I've just bought a few old filmcamera's so expect a lot more pictures like the ones you've posted......well, I mean I hope I can make beautiful pics like these ones. :)

Sandra said...

Really great photos! Kind of spooky and so interesting...

box-of-style

JennyMac said...

Such intense photos...great emotional representation in each one. Those kids looked like they have already lived beyond their years.

K @ Blog Goggles said...

Um, eek. Kind of reminds me of the small town I grew up in.

The818 said...

There's something sort of timeless about these photos...that's interesting to me.

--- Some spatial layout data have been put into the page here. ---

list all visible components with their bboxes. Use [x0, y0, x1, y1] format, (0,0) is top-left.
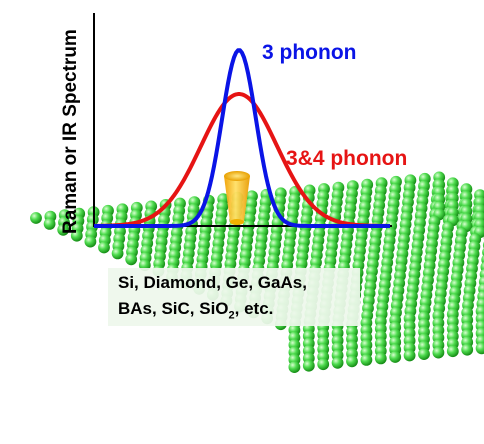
atom [84, 235, 97, 248]
label-3-phonon: 3 phonon [262, 41, 356, 64]
atom [331, 356, 344, 369]
materials-line-2-prefix: BAs, SiC, SiO [118, 299, 229, 318]
atom [98, 241, 110, 254]
crystal-lattice-icon [30, 171, 484, 373]
atom [418, 348, 430, 360]
atom [461, 343, 474, 356]
atom [30, 212, 42, 224]
atom [360, 354, 373, 366]
atom [43, 218, 56, 230]
atom [389, 351, 402, 363]
atom [111, 247, 124, 260]
atom [374, 352, 387, 365]
y-axis-label: Raman or IR Spectrum [60, 29, 81, 234]
atom [302, 359, 315, 372]
atom [70, 229, 83, 242]
curve-3-phonon [94, 48, 390, 228]
atom [288, 361, 301, 373]
atom [446, 345, 459, 358]
materials-line-1: Si, Diamond, Ge, GaAs, [118, 273, 307, 292]
materials-line-2: BAs, SiC, SiO2, etc. [118, 296, 360, 328]
materials-line-2-suffix: , etc. [234, 299, 274, 318]
materials-box: Si, Diamond, Ge, GaAs, BAs, SiC, SiO2, e… [108, 268, 360, 326]
atom [317, 358, 330, 371]
atom [475, 342, 484, 355]
atom [403, 349, 416, 362]
materials-subscript: 2 [228, 309, 235, 322]
atom [125, 253, 138, 266]
label-3and4-phonon: 3&4 phonon [286, 147, 407, 170]
curve-3and4-phonon [93, 92, 391, 228]
atom [432, 346, 445, 359]
laser-beam-icon [224, 171, 250, 225]
atom [346, 355, 358, 368]
atom [57, 223, 70, 236]
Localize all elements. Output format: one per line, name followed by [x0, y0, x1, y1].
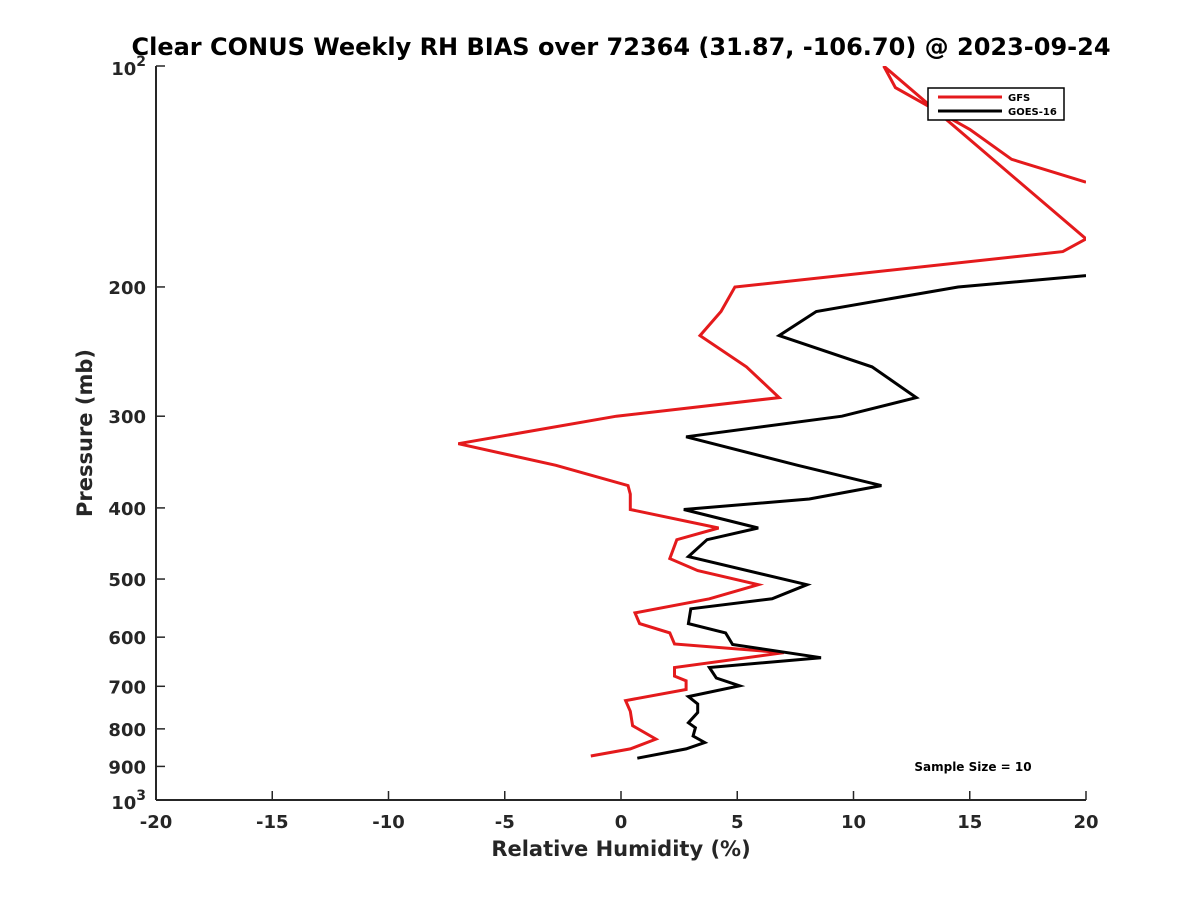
x-tick-label: -15 [256, 812, 289, 833]
y-tick-label: 500 [108, 570, 146, 591]
sample-size-annotation: Sample Size = 10 [914, 760, 1031, 774]
series-line-gfs [457, 66, 1086, 758]
legend-box [927, 87, 1065, 121]
x-tick-label: 15 [957, 812, 982, 833]
y-tick-exponent: 3 [136, 788, 146, 804]
series-line-goes-16 [637, 274, 1086, 760]
plot-area: -20 -15 -10 -5 0 5 10 15 20 10220030040050060070… [108, 54, 1098, 833]
y-tick-label: 400 [108, 499, 146, 520]
y-tick-label: 600 [108, 628, 146, 649]
y-tick-base: 10 [111, 793, 136, 814]
x-axis-ticks: -20 -15 -10 -5 0 5 10 15 20 [140, 791, 1099, 833]
legend: GFS GOES-16 [927, 87, 1065, 121]
y-tick-label: 900 [108, 757, 146, 778]
y-axis-label: Pressure (mb) [73, 349, 97, 517]
legend-label: GOES-16 [1008, 107, 1057, 118]
legend-label: GFS [1008, 93, 1030, 104]
x-tick-label: 0 [615, 812, 628, 833]
series-lines [457, 66, 1086, 760]
y-tick-exponent: 2 [136, 54, 146, 70]
x-tick-label: 20 [1073, 812, 1098, 833]
y-tick-label: 300 [108, 407, 146, 428]
y-tick-label: 200 [108, 278, 146, 299]
x-axis-label: Relative Humidity (%) [491, 837, 750, 861]
y-tick-base: 10 [111, 59, 136, 80]
x-tick-label: -10 [372, 812, 405, 833]
x-tick-label: 5 [731, 812, 744, 833]
chart-title: Clear CONUS Weekly RH BIAS over 72364 (3… [131, 33, 1110, 61]
x-tick-label: -20 [140, 812, 173, 833]
y-tick-label: 103 [111, 788, 146, 814]
y-tick-label: 102 [111, 54, 146, 80]
x-tick-label: -5 [495, 812, 515, 833]
y-tick-label: 700 [108, 677, 146, 698]
x-tick-label: 10 [841, 812, 866, 833]
y-tick-label: 800 [108, 720, 146, 741]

Felicia|DaLipstickBandit said...

creeeeeeeepy....i think i'm the only one that said that but it reminds me of orphan or children of the corn or something....

thereddeer said...

Very honest photography. Lots of character - very cool.

The Cottage Cheese said...

The Shelby Lee Adams photographs are amazing, if a bit unsettling. Rural Appalachia really is a throwback to another time. My city is in the Appalachian foothills, and is very metropolitan. For a short time I lived 90 miles north of here, in Knoxville, and there is a huge rural Appalachian presence evident there. It's like the Smoky Mountain residents moved just as far east as Knoxville when the National Park Service gave them the boot, and they stayed. Great post!